Sen. Rand Paul, who eulogized the Tea Party on the Senate floor in 2019, offered the same self-diagnosis on behalf of his party. “Republicans are always more fiscally responsible in the minority,” the Kentucky Republican said. “Problem is, Democrats are, if anything, more fiscally irresponsible in the majority.”

This pithy analysis is an open secret. Mulvaney, upon becoming White House chief of staff, made the same point during an address at Oxford University. “The worst thing in the whole world is deficits when Barack Obama was the president,” he explained in audio obtained by the Washington Post. “Then Donald Trump became president, and we’re a lot less interested as a party.”

And that is exactly the problem with any renewed Republican debt rhetoric, says former South Carolina Rep. Mark Sanford: “It will be lip service.” He launched a symbolic but short-lived primary challenge against Trump last year to try to force a discussion on what he saw as Republican fiscal hypocrisy. He doesn’t give his former colleagues a pass for running up deficits because Trump didn’t run on that particular issue. “What matters is what you do when you have power,” he said of the last four years, “and Republicans did not exercise their ability to have an effect on that front.”

Maybe all the deficit hawks really are dead and Republicans are only saying the things they said under Obama to survive under Biden. Rush Limbaugh certainly thinks so. “Nobody is a fiscal conservative anymore,” the radio host admitted in 2019 after years of railing against Obama spending. “All this talk about concern for the deficit and the budget has been bogus for as long as it's been around.”

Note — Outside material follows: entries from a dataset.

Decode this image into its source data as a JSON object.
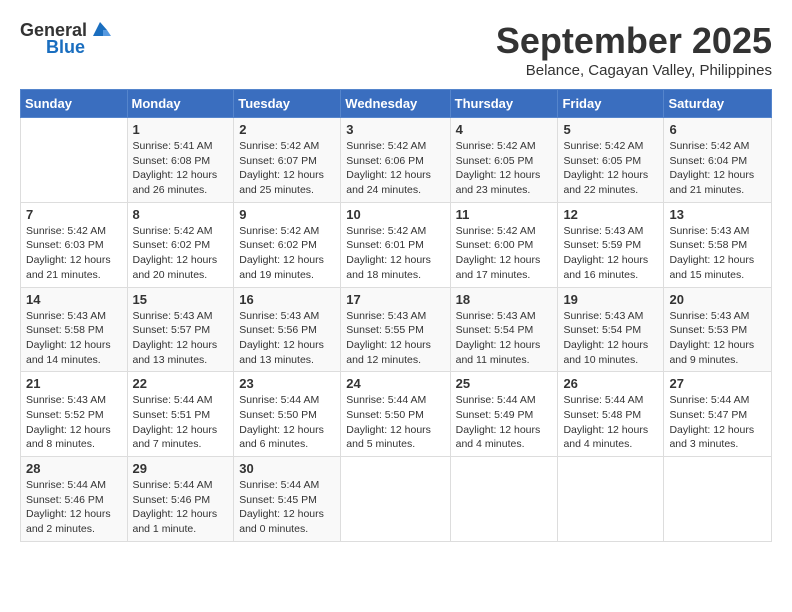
{
  "header": {
    "logo_general": "General",
    "logo_blue": "Blue",
    "month_title": "September 2025",
    "subtitle": "Belance, Cagayan Valley, Philippines"
  },
  "days_of_week": [
    "Sunday",
    "Monday",
    "Tuesday",
    "Wednesday",
    "Thursday",
    "Friday",
    "Saturday"
  ],
  "weeks": [
    [
      {
        "day": "",
        "info": ""
      },
      {
        "day": "1",
        "info": "Sunrise: 5:41 AM\nSunset: 6:08 PM\nDaylight: 12 hours\nand 26 minutes."
      },
      {
        "day": "2",
        "info": "Sunrise: 5:42 AM\nSunset: 6:07 PM\nDaylight: 12 hours\nand 25 minutes."
      },
      {
        "day": "3",
        "info": "Sunrise: 5:42 AM\nSunset: 6:06 PM\nDaylight: 12 hours\nand 24 minutes."
      },
      {
        "day": "4",
        "info": "Sunrise: 5:42 AM\nSunset: 6:05 PM\nDaylight: 12 hours\nand 23 minutes."
      },
      {
        "day": "5",
        "info": "Sunrise: 5:42 AM\nSunset: 6:05 PM\nDaylight: 12 hours\nand 22 minutes."
      },
      {
        "day": "6",
        "info": "Sunrise: 5:42 AM\nSunset: 6:04 PM\nDaylight: 12 hours\nand 21 minutes."
      }
    ],
    [
      {
        "day": "7",
        "info": "Sunrise: 5:42 AM\nSunset: 6:03 PM\nDaylight: 12 hours\nand 21 minutes."
      },
      {
        "day": "8",
        "info": "Sunrise: 5:42 AM\nSunset: 6:02 PM\nDaylight: 12 hours\nand 20 minutes."
      },
      {
        "day": "9",
        "info": "Sunrise: 5:42 AM\nSunset: 6:02 PM\nDaylight: 12 hours\nand 19 minutes."
      },
      {
        "day": "10",
        "info": "Sunrise: 5:42 AM\nSunset: 6:01 PM\nDaylight: 12 hours\nand 18 minutes."
      },
      {
        "day": "11",
        "info": "Sunrise: 5:42 AM\nSunset: 6:00 PM\nDaylight: 12 hours\nand 17 minutes."
      },
      {
        "day": "12",
        "info": "Sunrise: 5:43 AM\nSunset: 5:59 PM\nDaylight: 12 hours\nand 16 minutes."
      },
      {
        "day": "13",
        "info": "Sunrise: 5:43 AM\nSunset: 5:58 PM\nDaylight: 12 hours\nand 15 minutes."
      }
    ],
    [
      {
        "day": "14",
        "info": "Sunrise: 5:43 AM\nSunset: 5:58 PM\nDaylight: 12 hours\nand 14 minutes."
      },
      {
        "day": "15",
        "info": "Sunrise: 5:43 AM\nSunset: 5:57 PM\nDaylight: 12 hours\nand 13 minutes."
      },
      {
        "day": "16",
        "info": "Sunrise: 5:43 AM\nSunset: 5:56 PM\nDaylight: 12 hours\nand 13 minutes."
      },
      {
        "day": "17",
        "info": "Sunrise: 5:43 AM\nSunset: 5:55 PM\nDaylight: 12 hours\nand 12 minutes."
      },
      {
        "day": "18",
        "info": "Sunrise: 5:43 AM\nSunset: 5:54 PM\nDaylight: 12 hours\nand 11 minutes."
      },
      {
        "day": "19",
        "info": "Sunrise: 5:43 AM\nSunset: 5:54 PM\nDaylight: 12 hours\nand 10 minutes."
      },
      {
        "day": "20",
        "info": "Sunrise: 5:43 AM\nSunset: 5:53 PM\nDaylight: 12 hours\nand 9 minutes."
      }
    ],
    [
      {
        "day": "21",
        "info": "Sunrise: 5:43 AM\nSunset: 5:52 PM\nDaylight: 12 hours\nand 8 minutes."
      },
      {
        "day": "22",
        "info": "Sunrise: 5:44 AM\nSunset: 5:51 PM\nDaylight: 12 hours\nand 7 minutes."
      },
      {
        "day": "23",
        "info": "Sunrise: 5:44 AM\nSunset: 5:50 PM\nDaylight: 12 hours\nand 6 minutes."
      },
      {
        "day": "24",
        "info": "Sunrise: 5:44 AM\nSunset: 5:50 PM\nDaylight: 12 hours\nand 5 minutes."
      },
      {
        "day": "25",
        "info": "Sunrise: 5:44 AM\nSunset: 5:49 PM\nDaylight: 12 hours\nand 4 minutes."
      },
      {
        "day": "26",
        "info": "Sunrise: 5:44 AM\nSunset: 5:48 PM\nDaylight: 12 hours\nand 4 minutes."
      },
      {
        "day": "27",
        "info": "Sunrise: 5:44 AM\nSunset: 5:47 PM\nDaylight: 12 hours\nand 3 minutes."
      }
    ],
    [
      {
        "day": "28",
        "info": "Sunrise: 5:44 AM\nSunset: 5:46 PM\nDaylight: 12 hours\nand 2 minutes."
      },
      {
        "day": "29",
        "info": "Sunrise: 5:44 AM\nSunset: 5:46 PM\nDaylight: 12 hours\nand 1 minute."
      },
      {
        "day": "30",
        "info": "Sunrise: 5:44 AM\nSunset: 5:45 PM\nDaylight: 12 hours\nand 0 minutes."
      },
      {
        "day": "",
        "info": ""
      },
      {
        "day": "",
        "info": ""
      },
      {
        "day": "",
        "info": ""
      },
      {
        "day": "",
        "info": ""
      }
    ]
  ]
}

Then again, maybe the conversation about top-line spending numbers is too simplistic. Perhaps what will emerge is a more nuanced deficit hawk. “You can't divorce debt and deficit from the policy priority that it is being used to fund,” said one introspective senior Senate Republican who admitted that the GOP was “too focused on deficit” during the Obama era and had “overlearned the lessons” of 1970s inflation. Military spending under Trump was not profligate, viewed this way, while spending on Green New Deal under Biden wouldn’t be either – at least to liberals. “If you explained that decision to our grandkids,” the Republican said of the spending dichotomy, “they would probably think it makes sense.”

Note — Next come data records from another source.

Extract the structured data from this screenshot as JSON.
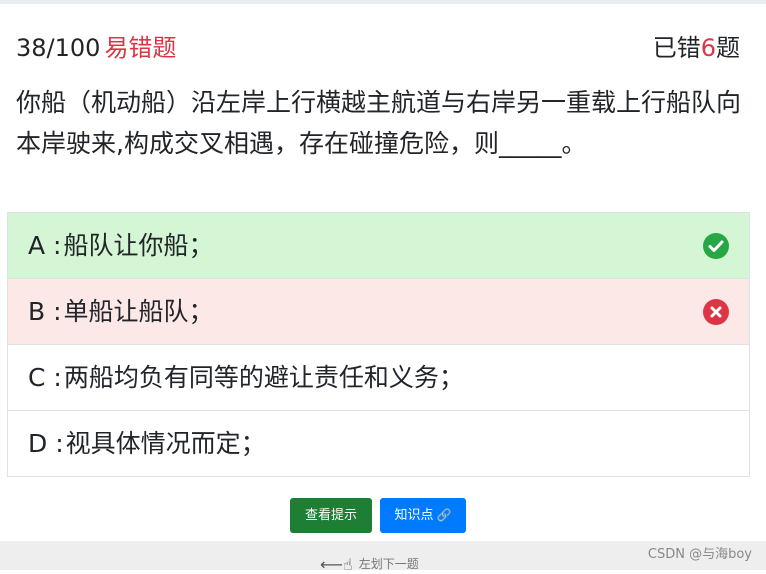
{
  "header": {
    "progress": "38/100",
    "tag": "易错题",
    "wrong_prefix": "已错",
    "wrong_count": "6",
    "wrong_suffix": "题"
  },
  "question": {
    "text": "你船（机动船）沿左岸上行横越主航道与右岸另一重载上行船队向本岸驶来,构成交叉相遇，存在碰撞危险，则_____。"
  },
  "options": [
    {
      "label": "A :",
      "text": "船队让你船；",
      "status": "correct",
      "icon": "check-circle-icon"
    },
    {
      "label": "B :",
      "text": "单船让船队；",
      "status": "wrong",
      "icon": "times-circle-icon"
    },
    {
      "label": "C :",
      "text": "两船均负有同等的避让责任和义务；",
      "status": "none"
    },
    {
      "label": "D :",
      "text": "视具体情况而定；",
      "status": "none"
    }
  ],
  "buttons": {
    "hint": "查看提示",
    "knowledge": "知识点"
  },
  "footer": {
    "swipe_text": "左划下一题",
    "credit": "CSDN @与海boy"
  },
  "colors": {
    "correct_bg": "#d4f6d4",
    "wrong_bg": "#fde8e8",
    "accent_red": "#dc3545",
    "green_icon": "#28a745",
    "hint_btn": "#1e7e34",
    "knowledge_btn": "#007bff"
  }
}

Why even return to an old spending orthodoxy that Republicans preached but never really practiced? The spending programs and priorities are obviously relevant, said Oren Cass, the executive director of American Compass, a right-of-center think tank trying to make sense of the successes and failures of the Trump presidency. But, he added, the principles about what constitutes acceptable levels of spending or debt should not fluctuate based on the party of the administration.

“As Republicans think about the different policy levers at their disposal, they have to grapple with the success that things like low interest rates and lots of spending seem to generate rather than just trying to claim that tax cuts and deregulation are what got the job done,” Cass argued before name-checking and then rejecting the views of Trump adviser Stephen Moore, who opposes deficit spending as counterproductive redistribution.

“It’s pretty clear that tax cuts were an enormous success by any measure,” Moore said of the budget policies he helped design. “My own view on this right now is that growth is the answer to almost all of these problems.” Moore would not defend Republicans who defaulted on their debt promises though he did say that federal borrowing at low interest rates isn’t necessarily a bad thing. But as Republicans prepare for the next four years, the conservative economist encouraged them to fight Biden “on every single penny that he wants to spend.”

They ought to reject as erroneous, he continued, “this total mythology that government spending stimulates the economy. It just doesn't. All it does is rob Peter to pay Paul — there is no positive return to almost any government spending.”

“I mean, if you believe that then you're not a Republican,” he added. “You’re a Democrat.”